Cooling is now more visible in national planning than at any point in the past decade, but financing remains the central implementation bottleneck. UNEP’s Global Cooling Watch 2025 shows that 134 countries now include cooling in NDCs, NAPs, LT-LEDS, energy plans, or other national strategies, while 29 countries have set dedicated cooling emissions targets. The planning architecture is emerging. The challenge is turning it into investment pipelines.
This gap is becoming more costly. Under business as usual, cooling-related emissions would almost double over 2022 levels by 2050. At the same time, according to IFC-UNEP’s Cooler Finance, sustainable cooling in developing economies represents annual market demand of at least USD 600 billion. The clear implication is that financing decisions made in this decade will determine whether rising cooling demand translates into climate-compatible delivery or infrastructure lock-in.

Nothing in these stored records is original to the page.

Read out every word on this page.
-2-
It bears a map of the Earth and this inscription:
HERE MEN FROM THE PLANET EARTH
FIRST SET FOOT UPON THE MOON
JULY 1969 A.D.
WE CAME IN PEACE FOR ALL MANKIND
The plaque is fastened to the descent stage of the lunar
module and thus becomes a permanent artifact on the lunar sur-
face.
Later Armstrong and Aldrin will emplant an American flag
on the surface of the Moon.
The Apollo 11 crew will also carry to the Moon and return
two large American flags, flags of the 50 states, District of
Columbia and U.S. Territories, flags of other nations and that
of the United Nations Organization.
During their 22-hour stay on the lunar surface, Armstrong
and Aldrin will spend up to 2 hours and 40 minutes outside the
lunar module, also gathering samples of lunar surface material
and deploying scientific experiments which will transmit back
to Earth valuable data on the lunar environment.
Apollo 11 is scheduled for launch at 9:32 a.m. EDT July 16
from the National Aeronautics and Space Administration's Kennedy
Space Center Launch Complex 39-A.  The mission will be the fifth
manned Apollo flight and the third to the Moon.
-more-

This is where National Cooling Action Plans (NCAPs) serve as implementation frameworks to identify priority sectors, sequence interventions, define investment needs, and structure partnerships. That includes translating targets on refrigerants, efficiency, passive cooling, and access into project preparation pipelines that development finance institutions, the private sector, and concessional funds can actually engage with. Early experience from programmes working directly with financial institutions to build lending capacity and develop tailored financing models suggests that sustainable cooling can be integrated into mainstream green finance portfolios.
This event will focus on the practical financing challenge of moving from national cooling plans and targets to investment-ready delivery pathways.